Frequently Asked Questions
Why is paying only the minimum so bad?
Because the minimum is calibrated to keep the lender's interest income flowing. On a £3,000 balance at 25% APR, paying only the minimum can take over 25 years to clear and cost more than £4,000 in interest — well above the original debt itself. Paying a flat £100 a month clears the same balance in around 41 months.

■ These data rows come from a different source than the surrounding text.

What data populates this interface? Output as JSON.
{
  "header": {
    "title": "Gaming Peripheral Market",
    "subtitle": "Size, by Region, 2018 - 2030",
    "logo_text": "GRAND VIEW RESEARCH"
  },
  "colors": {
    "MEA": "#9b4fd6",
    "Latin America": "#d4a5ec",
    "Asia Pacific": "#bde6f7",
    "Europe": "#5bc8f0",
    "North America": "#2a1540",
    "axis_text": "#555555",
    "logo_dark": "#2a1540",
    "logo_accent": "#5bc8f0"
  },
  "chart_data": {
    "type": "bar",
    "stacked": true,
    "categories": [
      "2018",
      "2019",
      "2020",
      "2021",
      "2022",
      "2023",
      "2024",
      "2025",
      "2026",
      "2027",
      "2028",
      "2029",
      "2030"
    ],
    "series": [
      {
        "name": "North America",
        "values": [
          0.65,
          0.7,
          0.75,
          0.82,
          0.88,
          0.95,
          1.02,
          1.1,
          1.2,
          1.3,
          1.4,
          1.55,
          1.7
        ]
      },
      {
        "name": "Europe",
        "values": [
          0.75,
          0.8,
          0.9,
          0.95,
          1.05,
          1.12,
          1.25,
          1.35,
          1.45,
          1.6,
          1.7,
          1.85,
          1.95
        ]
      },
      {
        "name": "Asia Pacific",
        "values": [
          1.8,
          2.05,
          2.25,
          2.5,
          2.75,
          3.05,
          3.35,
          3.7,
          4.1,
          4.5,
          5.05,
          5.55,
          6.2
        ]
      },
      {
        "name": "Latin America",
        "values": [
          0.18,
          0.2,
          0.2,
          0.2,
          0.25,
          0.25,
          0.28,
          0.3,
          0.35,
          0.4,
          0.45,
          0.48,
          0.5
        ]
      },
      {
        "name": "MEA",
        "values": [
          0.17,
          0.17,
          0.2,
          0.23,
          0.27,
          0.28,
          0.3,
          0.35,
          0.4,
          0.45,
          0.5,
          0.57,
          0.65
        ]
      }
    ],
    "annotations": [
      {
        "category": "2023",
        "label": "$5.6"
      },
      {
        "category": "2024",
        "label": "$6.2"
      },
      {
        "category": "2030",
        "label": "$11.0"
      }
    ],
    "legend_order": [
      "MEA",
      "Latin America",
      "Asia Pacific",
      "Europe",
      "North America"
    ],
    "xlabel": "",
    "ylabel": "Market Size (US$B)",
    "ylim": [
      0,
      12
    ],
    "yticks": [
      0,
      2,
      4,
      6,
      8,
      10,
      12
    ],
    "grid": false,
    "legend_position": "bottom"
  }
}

Should I use a 0% balance transfer card?
If you can clear the balance within the 0% window, almost always yes — even after the typical 2%–3% transfer fee. Set up a direct debit for (balance + fee) ÷ promo months so you know you'll finish before the standard rate kicks in. Don't spend on the new card; the rate on purchases is usually steep.
Avalanche or snowball?
Avalanche (highest APR first) saves the most interest mathematically. Snowball (smallest balance first) gives faster psychological wins because debts disappear quickly. The right answer is whichever one you actually stick with — momentum matters more than mathematical optimality.
Will paying off a card hurt my credit score?
No, the opposite. Lower credit utilisation (balance ÷ limit) helps your score, and a long-standing card showing on-time payments is a positive signal. Keep paid-off cards open unless you're paying an annual fee — closing them can shrink your available credit and shorten your average account age.